Last week went by from ultimate fun and ended up with something offensively sad. As everyone knew, I took a week of vacation from my work or quoting the Sunriseshotgun’s term “The Evil Empire” because I had to entertain my relatives (my favorite Japanese cousin) because this might be her last vacation as a single girl. Despite of the language barrier and the distance, Shuri (the Japanese cousin) and I shared wonderful moments together. So when she told me that she will take her last vacation as a single girl here in the Philippines, I immediately file my leave of absence WITHOUT PAY! I know I am broke and I have tons of debts, but she is the only family I have… Do I need to think twice?
The VAKAZYON GRANDE
We savor every minutes of their vacation. We stretch every strength and power we have till we all drop. We ate a LOT, went out and meet other people, I found my first stalking experience and it is sorta freaky (story will come later) and by quoting a cliché, WE PAINTED THE TOWN RED!
On their last day, about 20 hours before their departure, all of our energy was used up and I am down with fever and flu. But like what I have said, it was all worth it.

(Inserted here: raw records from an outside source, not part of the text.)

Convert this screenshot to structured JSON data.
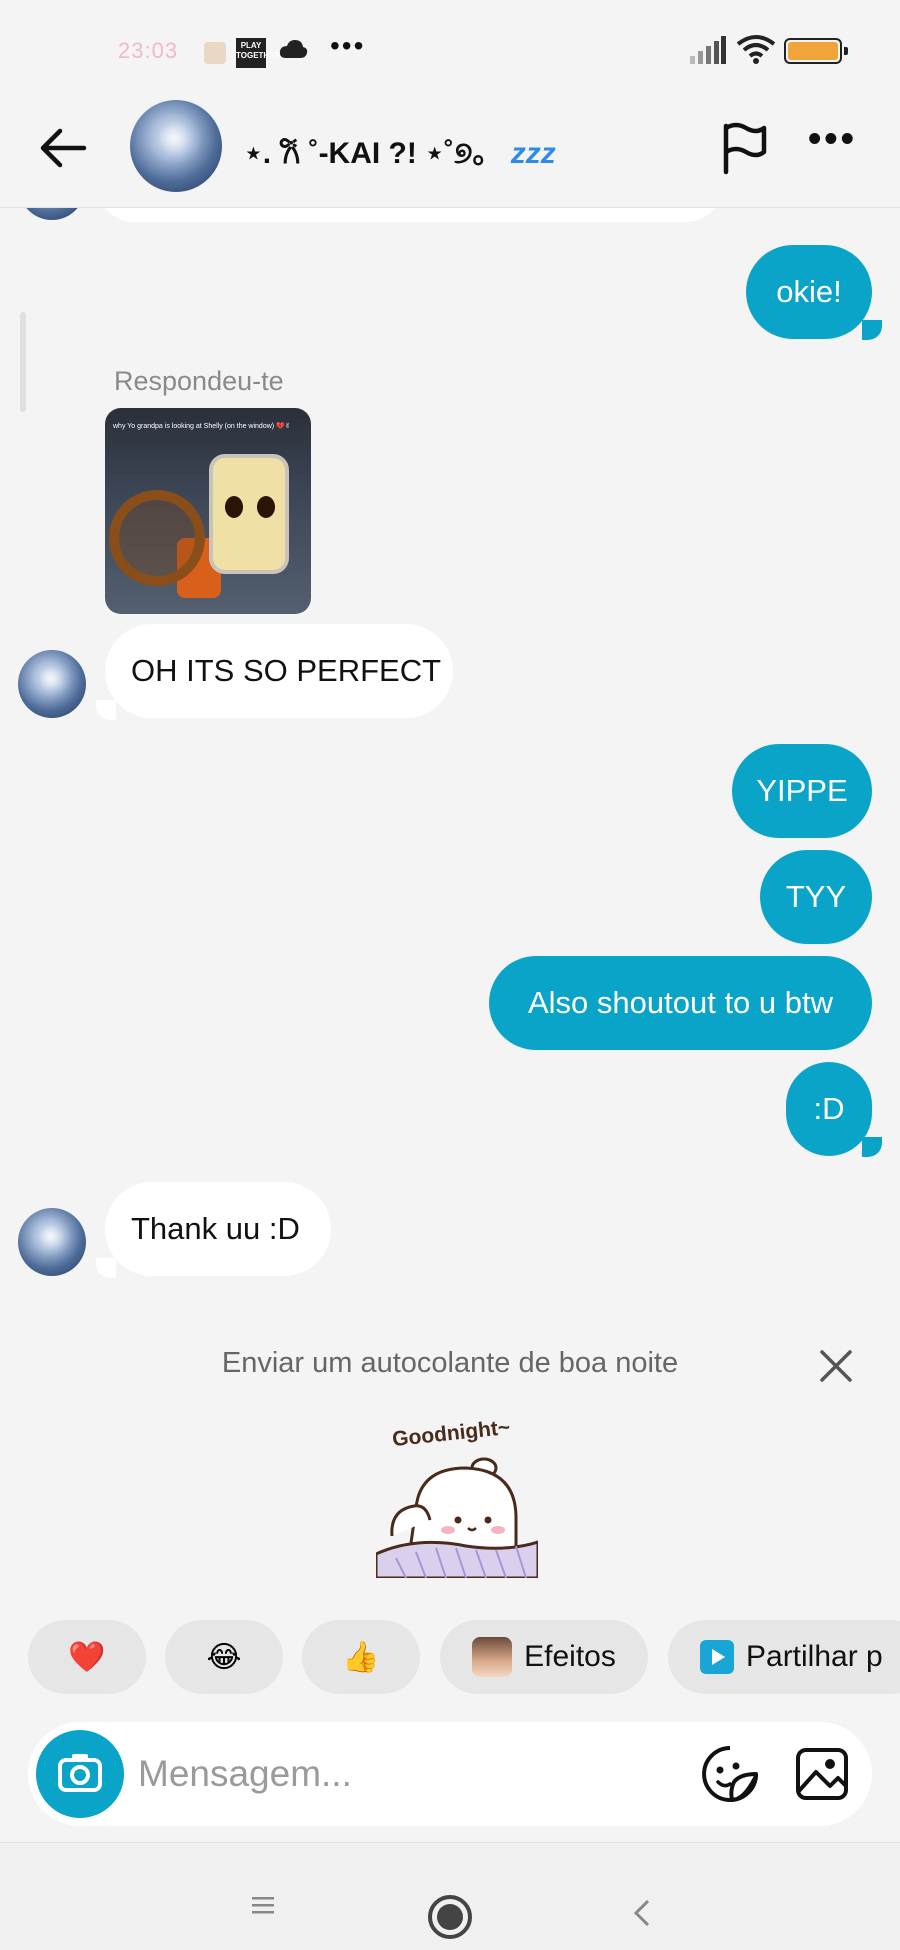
{
  "status_bar": {
    "time": "23:03",
    "app_badge_text": "PLAY TOGETHER"
  },
  "header": {
    "name_main": "⋆. 𐙚 ˚-KAI ?! ⋆˚୭。",
    "name_zz": "zzz",
    "back_icon": "arrow-left-icon",
    "flag_icon": "flag-icon",
    "more_icon": "more-horizontal-icon"
  },
  "messages": [
    {
      "id": "m1",
      "side": "out",
      "text": "okie!"
    },
    {
      "id": "m2",
      "side": "in",
      "reply_label": "Respondeu-te",
      "thumb_caption": "why Yo grandpa is looking at Shelly (on the window) 💔✌",
      "text": "OH ITS SO PERFECT"
    },
    {
      "id": "m3",
      "side": "out",
      "text": "YIPPE"
    },
    {
      "id": "m4",
      "side": "out",
      "text": "TYY"
    },
    {
      "id": "m5",
      "side": "out",
      "text": "Also shoutout to u btw"
    },
    {
      "id": "m6",
      "side": "out",
      "text": ":D"
    },
    {
      "id": "m7",
      "side": "in",
      "text": "Thank uu :D"
    }
  ],
  "sticker_suggestion": {
    "title": "Enviar um autocolante de boa noite",
    "sticker_text": "Goodnight~"
  },
  "quick_actions": [
    {
      "emoji": "❤️"
    },
    {
      "emoji": "😂"
    },
    {
      "emoji": "👍"
    },
    {
      "label": "Efeitos"
    },
    {
      "label": "Partilhar p"
    }
  ],
  "composer": {
    "placeholder": "Mensagem..."
  },
  "colors": {
    "accent": "#0aa4c9",
    "background": "#f4f4f4",
    "incoming_bubble": "#ffffff"
  }
}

So instead of doing the last minute shopping which is the original plan, my cousin and I decided to stay home and rest. I on the other hand continued with my stalking agenda. Our parents did the last minute shopping and packing. Then of course, it was time to say goodbye.
Back to my Meds
Before I start blabbing about this topic let me refresh your memory. A year ago, I was diagnosed with first stage of diabetes, meaning my sugar level was too high and I am .1 away from being a diabetic. So my Endoc prescribed tons of medications to control my sugar level and to make me lose weight. I took the medicine for awhile but because of my superficial belief of self destruction I stopped. It was a bad move. Maybe I was so fucked up at that time and now everything is taking a toll on me. We (my cousin and I, we included this in our vacation agenda last week) visited a dermatologist because we are so vain. We tried everything we wanted on the menu including the lipo slim. A lipo slim ladies and gentlemen is a non surgical liposuction procedure. It has this handy laser thingy that melts your fat away just by rubbing on the affected area. I swear I lose 3 cm. in just 15 minutes but eventually gained it back because we ate at Chili’s after. LOLZ! Thank God Dra. Foronda gave this for free because if not, there goes my 5k away…
Going back… Dra. Foronda suggested procedures and solutions to help me lose weight without undergoing the knife. After tracking my medical records, BOOM! My past high blood sugar level issue was brought up. So to cut the story short, I am back in my meds, back to the basic food diet, back to my perpetual nausea, loose bowel movement and vomiting… in short, back to being a lame ass walking drugstore.
The Departure PART TWO
Being in the Evil Empire for more than two years is actually a record breaking. Despite of the fucked up environment that we have here, I still managed to cope up and stay sane because I still have some people around me trying our best to ignore and just survive. However, a year ago, the crimsonabstract gave up and I was left alone in this God forsaken jungle. The moment he handed the resignation letter, I was an inch close to sending mine. But I want to prove something. I wanted to show the world that I can handle my own shit alone and I can survive. But I struggled. And so I FORCED and BEGGED the sunriseshotgun to apply and share the misery with me. I know that move was too selfish but I managed to convince him. After almost six months of him working in the Evil Empire, everything gets way evil, growing fangs and blowing flames every day. Misery couldn’t even catch up with what we are having and the desolation came twice harder for my friend. So he also quit.
Today is his last day and I on the other hand will be left alone, again. I know how he tried to stay but things are really not good and I don’t want to be selfish anymore. Kaya Dude, Salamat ng Marami!
Quoting Barney Stinson "When I am feeling sad... I stop being sad and be AWESOME instead..." All shit will end someday and will be high fiving and spreading are awesomeness for all eternity.